APP TO WEB SSO DISABLED A call was made to use the feature, but it was disabled.
APP TO WEB SSO INVALID IDP TYPE A call was made to use the feature, but the associated IDP was not of the Onegini Type.
APP TO WEB SSO FAILED A call was made to use the feature, but it was failed for some reason. Refer to the 'details' for more information.

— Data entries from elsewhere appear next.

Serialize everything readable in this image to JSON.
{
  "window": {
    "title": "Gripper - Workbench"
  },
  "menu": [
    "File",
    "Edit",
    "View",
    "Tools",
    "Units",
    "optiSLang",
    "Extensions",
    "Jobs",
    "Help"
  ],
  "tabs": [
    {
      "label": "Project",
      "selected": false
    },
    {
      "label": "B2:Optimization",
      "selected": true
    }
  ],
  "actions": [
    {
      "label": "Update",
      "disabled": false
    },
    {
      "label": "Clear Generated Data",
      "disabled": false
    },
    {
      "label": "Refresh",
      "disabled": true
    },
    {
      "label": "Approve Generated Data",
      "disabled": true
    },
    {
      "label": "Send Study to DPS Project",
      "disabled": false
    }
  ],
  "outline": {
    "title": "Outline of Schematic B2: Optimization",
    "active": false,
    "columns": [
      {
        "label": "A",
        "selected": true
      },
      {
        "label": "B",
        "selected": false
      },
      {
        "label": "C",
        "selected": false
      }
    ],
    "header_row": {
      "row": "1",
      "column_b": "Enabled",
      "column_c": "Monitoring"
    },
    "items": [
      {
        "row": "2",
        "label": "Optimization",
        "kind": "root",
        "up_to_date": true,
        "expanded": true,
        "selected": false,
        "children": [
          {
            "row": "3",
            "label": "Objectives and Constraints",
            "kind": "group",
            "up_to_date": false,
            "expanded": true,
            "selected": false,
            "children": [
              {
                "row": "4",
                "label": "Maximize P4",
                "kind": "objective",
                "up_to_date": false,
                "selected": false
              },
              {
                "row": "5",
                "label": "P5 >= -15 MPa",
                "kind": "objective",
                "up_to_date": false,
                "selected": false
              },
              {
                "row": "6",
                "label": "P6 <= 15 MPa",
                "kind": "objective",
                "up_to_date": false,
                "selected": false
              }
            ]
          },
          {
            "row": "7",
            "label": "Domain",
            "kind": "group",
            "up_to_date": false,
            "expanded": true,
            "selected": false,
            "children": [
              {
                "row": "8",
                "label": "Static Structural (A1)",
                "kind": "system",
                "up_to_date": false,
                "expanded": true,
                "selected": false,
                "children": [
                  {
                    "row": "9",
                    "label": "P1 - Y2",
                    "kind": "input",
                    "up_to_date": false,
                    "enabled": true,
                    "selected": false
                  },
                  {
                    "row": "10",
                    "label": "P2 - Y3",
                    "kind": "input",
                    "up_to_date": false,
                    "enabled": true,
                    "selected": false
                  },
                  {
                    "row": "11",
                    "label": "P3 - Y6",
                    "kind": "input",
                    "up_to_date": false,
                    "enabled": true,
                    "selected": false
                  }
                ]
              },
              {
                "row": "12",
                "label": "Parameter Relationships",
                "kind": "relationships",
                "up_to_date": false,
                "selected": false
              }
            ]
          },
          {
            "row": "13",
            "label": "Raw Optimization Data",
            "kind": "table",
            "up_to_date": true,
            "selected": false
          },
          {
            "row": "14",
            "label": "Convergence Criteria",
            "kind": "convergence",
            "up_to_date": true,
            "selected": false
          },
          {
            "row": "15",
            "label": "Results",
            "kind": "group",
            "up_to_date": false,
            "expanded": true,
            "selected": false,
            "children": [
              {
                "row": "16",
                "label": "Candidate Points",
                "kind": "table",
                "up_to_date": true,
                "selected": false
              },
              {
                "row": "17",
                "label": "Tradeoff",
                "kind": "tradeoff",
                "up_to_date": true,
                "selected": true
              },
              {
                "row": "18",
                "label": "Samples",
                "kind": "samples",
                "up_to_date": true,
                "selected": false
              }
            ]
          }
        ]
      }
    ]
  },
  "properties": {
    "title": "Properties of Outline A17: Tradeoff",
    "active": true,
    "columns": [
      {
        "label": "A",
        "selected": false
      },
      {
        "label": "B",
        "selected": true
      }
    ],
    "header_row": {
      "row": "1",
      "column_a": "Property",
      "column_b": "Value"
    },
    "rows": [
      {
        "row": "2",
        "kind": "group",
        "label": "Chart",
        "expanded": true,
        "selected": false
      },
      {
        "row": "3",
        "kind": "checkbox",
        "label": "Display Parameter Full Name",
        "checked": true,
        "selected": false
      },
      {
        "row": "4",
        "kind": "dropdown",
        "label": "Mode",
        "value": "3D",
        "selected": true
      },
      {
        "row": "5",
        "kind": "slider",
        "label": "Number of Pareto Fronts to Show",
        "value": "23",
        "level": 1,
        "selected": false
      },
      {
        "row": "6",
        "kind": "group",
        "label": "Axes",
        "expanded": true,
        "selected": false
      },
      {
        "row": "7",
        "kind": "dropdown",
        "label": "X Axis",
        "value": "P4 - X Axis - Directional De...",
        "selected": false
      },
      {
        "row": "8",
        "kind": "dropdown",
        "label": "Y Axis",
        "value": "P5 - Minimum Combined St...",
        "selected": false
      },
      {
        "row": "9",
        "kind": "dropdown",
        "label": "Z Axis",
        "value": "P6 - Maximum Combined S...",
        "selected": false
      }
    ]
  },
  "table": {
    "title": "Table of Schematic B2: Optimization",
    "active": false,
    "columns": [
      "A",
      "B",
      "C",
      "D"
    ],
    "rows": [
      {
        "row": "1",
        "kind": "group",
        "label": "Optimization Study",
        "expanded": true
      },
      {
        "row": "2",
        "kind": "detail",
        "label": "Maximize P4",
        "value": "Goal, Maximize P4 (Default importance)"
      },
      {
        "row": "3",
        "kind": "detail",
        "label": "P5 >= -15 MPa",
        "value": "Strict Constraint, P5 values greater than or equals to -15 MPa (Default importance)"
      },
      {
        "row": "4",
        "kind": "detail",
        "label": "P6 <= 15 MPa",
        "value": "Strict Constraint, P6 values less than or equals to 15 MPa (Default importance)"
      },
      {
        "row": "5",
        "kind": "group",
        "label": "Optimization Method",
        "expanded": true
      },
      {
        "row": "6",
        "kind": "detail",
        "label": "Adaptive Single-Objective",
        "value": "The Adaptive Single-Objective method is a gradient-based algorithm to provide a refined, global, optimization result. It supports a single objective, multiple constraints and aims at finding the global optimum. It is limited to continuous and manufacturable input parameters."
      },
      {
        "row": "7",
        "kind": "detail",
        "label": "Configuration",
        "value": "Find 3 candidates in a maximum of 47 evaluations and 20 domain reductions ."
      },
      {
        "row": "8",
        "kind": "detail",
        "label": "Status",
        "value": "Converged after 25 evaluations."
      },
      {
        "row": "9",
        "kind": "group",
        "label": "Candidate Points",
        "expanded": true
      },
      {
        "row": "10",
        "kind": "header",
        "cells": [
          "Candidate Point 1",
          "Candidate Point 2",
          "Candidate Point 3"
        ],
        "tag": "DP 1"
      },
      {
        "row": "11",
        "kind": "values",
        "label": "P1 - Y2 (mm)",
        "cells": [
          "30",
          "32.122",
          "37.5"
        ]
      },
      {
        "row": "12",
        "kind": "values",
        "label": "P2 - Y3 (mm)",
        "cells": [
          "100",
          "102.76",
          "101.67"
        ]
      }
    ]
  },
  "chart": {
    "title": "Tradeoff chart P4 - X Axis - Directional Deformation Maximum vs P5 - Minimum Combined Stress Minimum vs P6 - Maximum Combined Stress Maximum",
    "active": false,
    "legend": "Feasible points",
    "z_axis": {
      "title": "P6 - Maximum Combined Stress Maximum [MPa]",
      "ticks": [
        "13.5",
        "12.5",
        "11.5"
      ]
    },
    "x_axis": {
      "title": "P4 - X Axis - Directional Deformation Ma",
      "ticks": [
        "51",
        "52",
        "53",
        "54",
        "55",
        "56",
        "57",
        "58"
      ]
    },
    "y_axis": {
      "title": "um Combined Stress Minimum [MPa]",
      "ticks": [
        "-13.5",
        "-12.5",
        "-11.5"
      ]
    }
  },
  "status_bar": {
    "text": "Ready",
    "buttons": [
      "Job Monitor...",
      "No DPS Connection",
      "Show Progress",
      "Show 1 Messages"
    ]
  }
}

APP TO WEB SSO APP TO WEB SSO TARGET URL NOT CONFIGURED A call was made to use the feature, but it failed because the target_url is not configured in Consumer Identity Manager

Store Key Value events

Event Description
STORE KEY VALUE SUCCESSFUL The payload was stored successfully
STORE KEY VALUE API DISABLED The Storage API is disabled for the specified identity provider
STORE KEY VALUE INVALID ACCESS TOKEN TYPE The access token provided was not of the correct type. Should use client credentials (anonymous resource calls)
STORE KEY VALUE INVALID IDP TYPE The identity provider that was specified was not of the Onegini type.
STORE KEY VALUE INVALID IDP CONFIG The configuration on the Onegini IDP for the Storage API is not correct (bad or missing credentials).
STORE KEY VALUE FAILED An error occurred when storing the value in the keystore. Typically an issue in the Consumer Identity Manager application.